A shirt! With topstitching! The Archer by Grainline Studios has been a labour of love these past weeks. After steaming through a cluster of Bonnies and trousers, I relished taking on a project that involved numerous steps, each taken lovingly and slowly. I dialled up the Archer Sewalong, and settled in with laptop beside sewing machine and overlocker to be led through the construction. I used cotton chambray from Classic Textiles on Goldhawk Road, which was a bargainous £3 per metre. Archer The fabric pressed easily and behaved beautifully, so it was easy to be accurate. I used a water soluble fabric marker, which you can see around the buttonholes on the photos. Overall, it was a pleasure to sew with. I went back to the textbook and used the used the overlocker to finish seams inside. As recommended, I pressed the seams to one side and topstitched along the seams on the right side to mimic the flat-fell seams typically found on a denim or chambray shirt.

After a bit of research on collars, I decided to follow Four Square Wall’s tutorial for assembling in a different order for a more accurate finish. I’d recommend it – I was really pleased with the way it went in.

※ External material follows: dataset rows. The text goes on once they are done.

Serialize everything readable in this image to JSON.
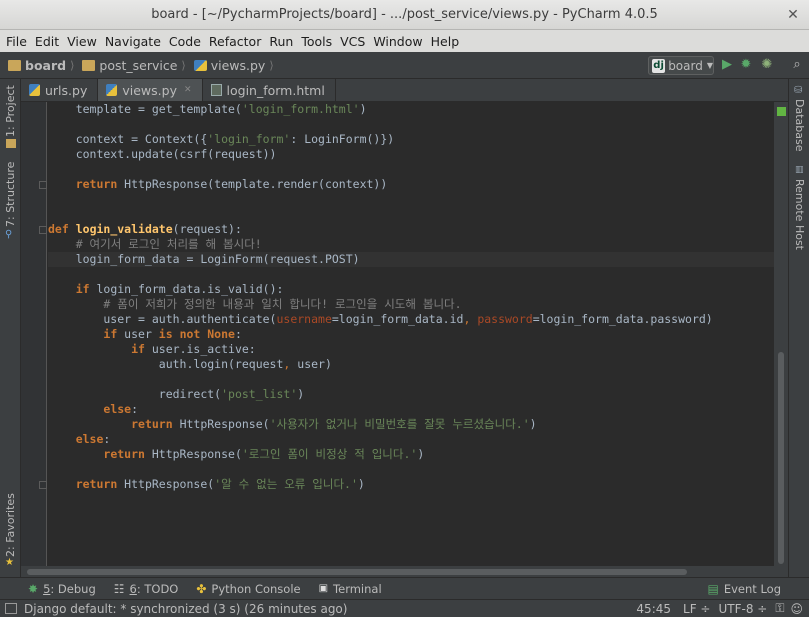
{
  "window": {
    "title": "board - [~/PycharmProjects/board] - .../post_service/views.py - PyCharm 4.0.5"
  },
  "menu": [
    "File",
    "Edit",
    "View",
    "Navigate",
    "Code",
    "Refactor",
    "Run",
    "Tools",
    "VCS",
    "Window",
    "Help"
  ],
  "breadcrumb": [
    "board",
    "post_service",
    "views.py"
  ],
  "run_config": {
    "label": "board",
    "badge": "dj"
  },
  "tabs": [
    {
      "label": "urls.py",
      "active": false
    },
    {
      "label": "views.py",
      "active": true
    },
    {
      "label": "login_form.html",
      "active": false
    }
  ],
  "left_panels": [
    "1: Project",
    "7: Structure",
    "2: Favorites"
  ],
  "right_panels": [
    "Database",
    "Remote Host"
  ],
  "tool_windows": [
    {
      "key": "5",
      "label": ": Debug",
      "icon": "bug-icon"
    },
    {
      "key": "6",
      "label": ": TODO",
      "icon": "todo-icon"
    },
    {
      "key": "",
      "label": "Python Console",
      "icon": "python-icon"
    },
    {
      "key": "",
      "label": "Terminal",
      "icon": "terminal-icon"
    }
  ],
  "event_log": "Event Log",
  "status": {
    "message": "Django default: * synchronized (3 s) (26 minutes ago)",
    "position": "45:45",
    "line_sep": "LF ÷",
    "encoding": "UTF-8 ÷"
  },
  "code_lines": [
    "    template = get_template('login_form.html')",
    "",
    "    context = Context({'login_form': LoginForm()})",
    "    context.update(csrf(request))",
    "",
    "    return HttpResponse(template.render(context))",
    "",
    "",
    "def login_validate(request):",
    "    # 여기서 로그인 처리를 해 봅시다!",
    "    login_form_data = LoginForm(request.POST)",
    "",
    "    if login_form_data.is_valid():",
    "        # 폼이 저희가 정의한 내용과 일치 합니다! 로그인을 시도해 봅니다.",
    "        user = auth.authenticate(username=login_form_data.id, password=login_form_data.password)",
    "        if user is not None:",
    "            if user.is_active:",
    "                auth.login(request, user)",
    "",
    "                redirect('post_list')",
    "        else:",
    "            return HttpResponse('사용자가 없거나 비밀번호를 잘못 누르셨습니다.')",
    "    else:",
    "        return HttpResponse('로그인 폼이 비정상 적 입니다.')",
    "",
    "    return HttpResponse('알 수 없는 오류 입니다.')"
  ],
  "colors": {
    "editor_bg": "#2b2b2b",
    "keyword": "#cc7832",
    "string": "#6a8759",
    "comment": "#808080",
    "function": "#ffc66d"
  }
}
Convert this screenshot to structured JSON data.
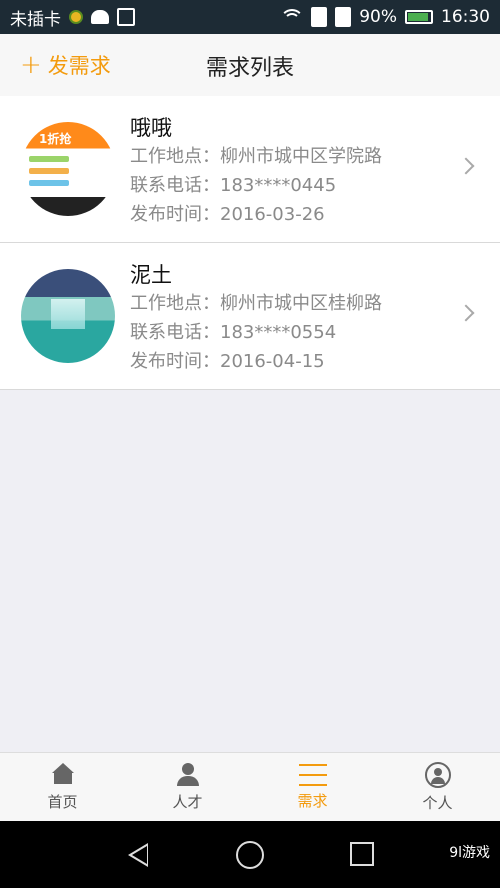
{
  "status_bar": {
    "carrier": "未插卡",
    "battery": "90%",
    "time": "16:30"
  },
  "header": {
    "add_label": "发需求",
    "title": "需求列表"
  },
  "items": [
    {
      "name": "哦哦",
      "location_label": "工作地点：",
      "location": "柳州市城中区学院路",
      "phone_label": "联系电话：",
      "phone": "183****0445",
      "date_label": "发布时间：",
      "date": "2016-03-26"
    },
    {
      "name": "泥土",
      "location_label": "工作地点：",
      "location": "柳州市城中区桂柳路",
      "phone_label": "联系电话：",
      "phone": "183****0554",
      "date_label": "发布时间：",
      "date": "2016-04-15"
    }
  ],
  "tabbar": {
    "tabs": [
      {
        "label": "首页",
        "icon": "home-icon"
      },
      {
        "label": "人才",
        "icon": "person-icon"
      },
      {
        "label": "需求",
        "icon": "menu-icon"
      },
      {
        "label": "个人",
        "icon": "user-icon"
      }
    ],
    "active_tab": "需求",
    "accent_color": "#f39b0e"
  },
  "watermark": "9l游戏"
}
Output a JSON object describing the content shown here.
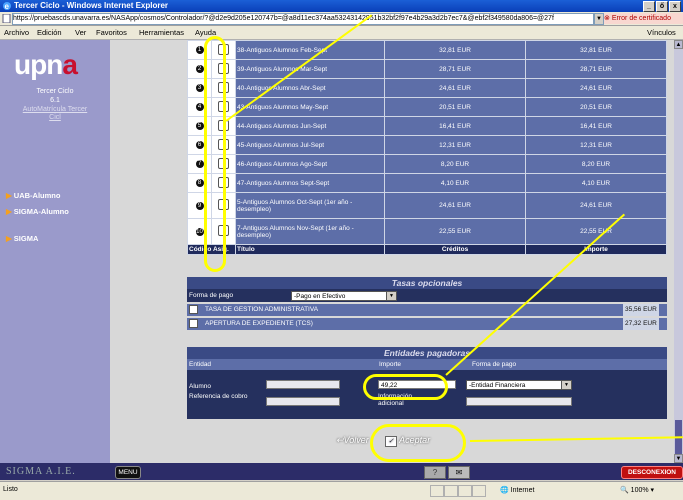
{
  "window": {
    "title": "Tercer Ciclo - Windows Internet Explorer",
    "controls": [
      "_",
      "ő",
      "x"
    ]
  },
  "address": {
    "url": "https://pruebascds.unavarra.es/NASApp/cosmos/Controlador/?@d2e9d205e120747b=@a8d11ec374aa53243142951b32bf2f97e4b29a3d2b7ec7&@ebf2f349580da806=@27f",
    "cert_warning": "Error de certificado"
  },
  "menubar": {
    "items": [
      "Archivo",
      "Edición",
      "Ver",
      "Favoritos",
      "Herramientas",
      "Ayuda"
    ],
    "links_label": "Vínculos"
  },
  "sidebar": {
    "logo_main": "upn",
    "logo_accent": "a",
    "program": "Tercer Ciclo",
    "version": "6.1",
    "link1": "AutoMatrícula Tercer",
    "link2": "Cicl",
    "nav": [
      "UAB-Alumno",
      "SIGMA-Alumno",
      "SIGMA"
    ]
  },
  "fees_table": {
    "rows": [
      {
        "code": "38-Antiguos Alumnos Feb-Sept",
        "credits": "32,81 EUR",
        "amount": "32,81 EUR"
      },
      {
        "code": "39-Antiguos Alumnos Mar-Sept",
        "credits": "28,71 EUR",
        "amount": "28,71 EUR"
      },
      {
        "code": "40-Antiguos Alumnos Abr-Sept",
        "credits": "24,61 EUR",
        "amount": "24,61 EUR"
      },
      {
        "code": "43-Antiguos Alumnos May-Sept",
        "credits": "20,51 EUR",
        "amount": "20,51 EUR"
      },
      {
        "code": "44-Antiguos Alumnos Jun-Sept",
        "credits": "16,41 EUR",
        "amount": "16,41 EUR"
      },
      {
        "code": "45-Antiguos Alumnos Jul-Sept",
        "credits": "12,31 EUR",
        "amount": "12,31 EUR"
      },
      {
        "code": "46-Antiguos Alumnos Ago-Sept",
        "credits": "8,20 EUR",
        "amount": "8,20 EUR"
      },
      {
        "code": "47-Antiguos Alumnos Sept-Sept",
        "credits": "4,10 EUR",
        "amount": "4,10 EUR"
      },
      {
        "code": "5-Antiguos Alumnos Oct-Sept (1er año - desempleo)",
        "credits": "24,61 EUR",
        "amount": "24,61 EUR"
      },
      {
        "code": "7-Antiguos Alumnos Nov-Sept (1er año - desempleo)",
        "credits": "22,55 EUR",
        "amount": "22,55 EUR"
      }
    ],
    "headers": [
      "Código Asig.",
      "Título",
      "Créditos",
      "Importe"
    ]
  },
  "optional_fees": {
    "title": "Tasas opcionales",
    "payment_label": "Forma de pago",
    "payment_value": "-Pago en Efectivo",
    "items": [
      {
        "label": "TASA DE GESTION ADMINISTRATIVA",
        "amount": "35,56 EUR"
      },
      {
        "label": "APERTURA DE EXPEDIENTE (TCS)",
        "amount": "27,32 EUR"
      }
    ]
  },
  "payers": {
    "title": "Entidades pagadoras",
    "headers": [
      "Entidad",
      "Importe",
      "Forma de pago"
    ],
    "row_label": "Alumno",
    "amount": "49,22",
    "payment_value": "-Entidad Financiera",
    "ref_label": "Referencia de cobro",
    "info_label": "Información adicional"
  },
  "actions": {
    "back": "Volver",
    "accept": "Aceptar"
  },
  "footer": {
    "brand": "SIGMA A.I.E.",
    "menu": "MENU",
    "help": "?",
    "disconnect": "DESCONEXION"
  },
  "status": {
    "left": "Listo",
    "zone": "Internet",
    "zoom": "100%"
  },
  "colors": {
    "highlight": "#ffff00",
    "table_bg": "#5d6ea8",
    "header_bg": "#1f2a5c"
  }
}
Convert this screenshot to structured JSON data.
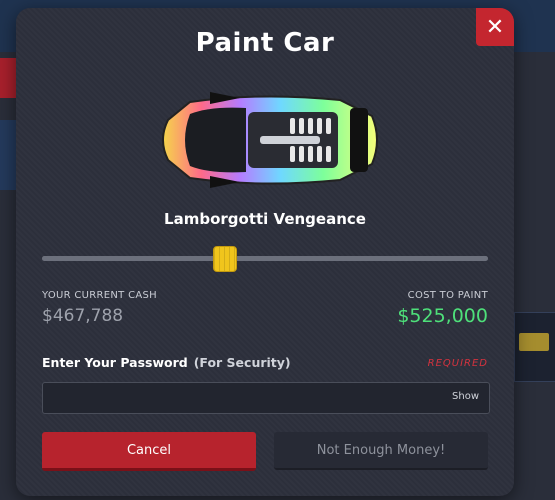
{
  "modal": {
    "title": "Paint Car",
    "close_glyph": "✕",
    "car_name": "Lamborgotti Vengeance",
    "slider_value_fraction": 0.41,
    "cash": {
      "label": "YOUR CURRENT CASH",
      "value": "$467,788"
    },
    "cost": {
      "label": "COST TO PAINT",
      "value": "$525,000"
    },
    "password": {
      "label": "Enter Your Password",
      "hint": "(For Security)",
      "required_text": "REQUIRED",
      "value": "",
      "show_label": "Show"
    },
    "buttons": {
      "cancel": "Cancel",
      "not_enough": "Not Enough Money!"
    },
    "colors": {
      "close": "#c4262f",
      "cancel": "#b7232d",
      "cost_text": "#4ee07a",
      "slider_thumb": "#f0c51c",
      "required_text": "#d3333f"
    },
    "icons": {
      "close": "close-icon",
      "car": "car-image"
    }
  }
}
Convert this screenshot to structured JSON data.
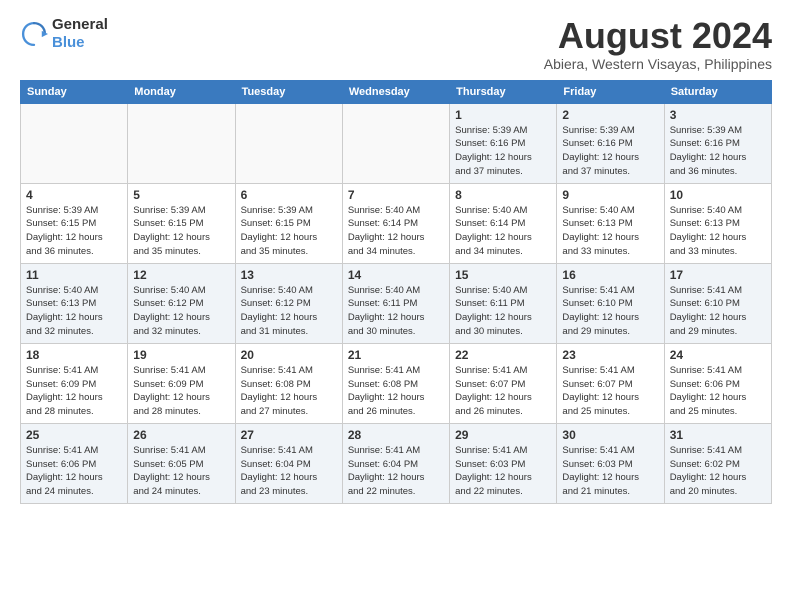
{
  "header": {
    "logo_general": "General",
    "logo_blue": "Blue",
    "title": "August 2024",
    "subtitle": "Abiera, Western Visayas, Philippines"
  },
  "days_of_week": [
    "Sunday",
    "Monday",
    "Tuesday",
    "Wednesday",
    "Thursday",
    "Friday",
    "Saturday"
  ],
  "weeks": [
    [
      {
        "day": "",
        "info": ""
      },
      {
        "day": "",
        "info": ""
      },
      {
        "day": "",
        "info": ""
      },
      {
        "day": "",
        "info": ""
      },
      {
        "day": "1",
        "info": "Sunrise: 5:39 AM\nSunset: 6:16 PM\nDaylight: 12 hours\nand 37 minutes."
      },
      {
        "day": "2",
        "info": "Sunrise: 5:39 AM\nSunset: 6:16 PM\nDaylight: 12 hours\nand 37 minutes."
      },
      {
        "day": "3",
        "info": "Sunrise: 5:39 AM\nSunset: 6:16 PM\nDaylight: 12 hours\nand 36 minutes."
      }
    ],
    [
      {
        "day": "4",
        "info": "Sunrise: 5:39 AM\nSunset: 6:15 PM\nDaylight: 12 hours\nand 36 minutes."
      },
      {
        "day": "5",
        "info": "Sunrise: 5:39 AM\nSunset: 6:15 PM\nDaylight: 12 hours\nand 35 minutes."
      },
      {
        "day": "6",
        "info": "Sunrise: 5:39 AM\nSunset: 6:15 PM\nDaylight: 12 hours\nand 35 minutes."
      },
      {
        "day": "7",
        "info": "Sunrise: 5:40 AM\nSunset: 6:14 PM\nDaylight: 12 hours\nand 34 minutes."
      },
      {
        "day": "8",
        "info": "Sunrise: 5:40 AM\nSunset: 6:14 PM\nDaylight: 12 hours\nand 34 minutes."
      },
      {
        "day": "9",
        "info": "Sunrise: 5:40 AM\nSunset: 6:13 PM\nDaylight: 12 hours\nand 33 minutes."
      },
      {
        "day": "10",
        "info": "Sunrise: 5:40 AM\nSunset: 6:13 PM\nDaylight: 12 hours\nand 33 minutes."
      }
    ],
    [
      {
        "day": "11",
        "info": "Sunrise: 5:40 AM\nSunset: 6:13 PM\nDaylight: 12 hours\nand 32 minutes."
      },
      {
        "day": "12",
        "info": "Sunrise: 5:40 AM\nSunset: 6:12 PM\nDaylight: 12 hours\nand 32 minutes."
      },
      {
        "day": "13",
        "info": "Sunrise: 5:40 AM\nSunset: 6:12 PM\nDaylight: 12 hours\nand 31 minutes."
      },
      {
        "day": "14",
        "info": "Sunrise: 5:40 AM\nSunset: 6:11 PM\nDaylight: 12 hours\nand 30 minutes."
      },
      {
        "day": "15",
        "info": "Sunrise: 5:40 AM\nSunset: 6:11 PM\nDaylight: 12 hours\nand 30 minutes."
      },
      {
        "day": "16",
        "info": "Sunrise: 5:41 AM\nSunset: 6:10 PM\nDaylight: 12 hours\nand 29 minutes."
      },
      {
        "day": "17",
        "info": "Sunrise: 5:41 AM\nSunset: 6:10 PM\nDaylight: 12 hours\nand 29 minutes."
      }
    ],
    [
      {
        "day": "18",
        "info": "Sunrise: 5:41 AM\nSunset: 6:09 PM\nDaylight: 12 hours\nand 28 minutes."
      },
      {
        "day": "19",
        "info": "Sunrise: 5:41 AM\nSunset: 6:09 PM\nDaylight: 12 hours\nand 28 minutes."
      },
      {
        "day": "20",
        "info": "Sunrise: 5:41 AM\nSunset: 6:08 PM\nDaylight: 12 hours\nand 27 minutes."
      },
      {
        "day": "21",
        "info": "Sunrise: 5:41 AM\nSunset: 6:08 PM\nDaylight: 12 hours\nand 26 minutes."
      },
      {
        "day": "22",
        "info": "Sunrise: 5:41 AM\nSunset: 6:07 PM\nDaylight: 12 hours\nand 26 minutes."
      },
      {
        "day": "23",
        "info": "Sunrise: 5:41 AM\nSunset: 6:07 PM\nDaylight: 12 hours\nand 25 minutes."
      },
      {
        "day": "24",
        "info": "Sunrise: 5:41 AM\nSunset: 6:06 PM\nDaylight: 12 hours\nand 25 minutes."
      }
    ],
    [
      {
        "day": "25",
        "info": "Sunrise: 5:41 AM\nSunset: 6:06 PM\nDaylight: 12 hours\nand 24 minutes."
      },
      {
        "day": "26",
        "info": "Sunrise: 5:41 AM\nSunset: 6:05 PM\nDaylight: 12 hours\nand 24 minutes."
      },
      {
        "day": "27",
        "info": "Sunrise: 5:41 AM\nSunset: 6:04 PM\nDaylight: 12 hours\nand 23 minutes."
      },
      {
        "day": "28",
        "info": "Sunrise: 5:41 AM\nSunset: 6:04 PM\nDaylight: 12 hours\nand 22 minutes."
      },
      {
        "day": "29",
        "info": "Sunrise: 5:41 AM\nSunset: 6:03 PM\nDaylight: 12 hours\nand 22 minutes."
      },
      {
        "day": "30",
        "info": "Sunrise: 5:41 AM\nSunset: 6:03 PM\nDaylight: 12 hours\nand 21 minutes."
      },
      {
        "day": "31",
        "info": "Sunrise: 5:41 AM\nSunset: 6:02 PM\nDaylight: 12 hours\nand 20 minutes."
      }
    ]
  ]
}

Archer So far, so good. It was all going so well until it was time to stitch the button holes. I felt the anxiety levels rising – I had a few dry runs then went for it! After five perfect buttonholes, you guessed it –  it went mad on hole number six, and got stuck. What a mess! It’s not too noticeable. But then things got worse: I cut through the top buttonhole with the stitch ripper!


And then…. I realised i’d put the buttonhole on the wrong side of the cuff, so had to stitch it back together and add a buttonhole to the other side! So after ten long days of tender loving stitching i sabotaged the shirt with my finishing touches. Isn’t it always the way?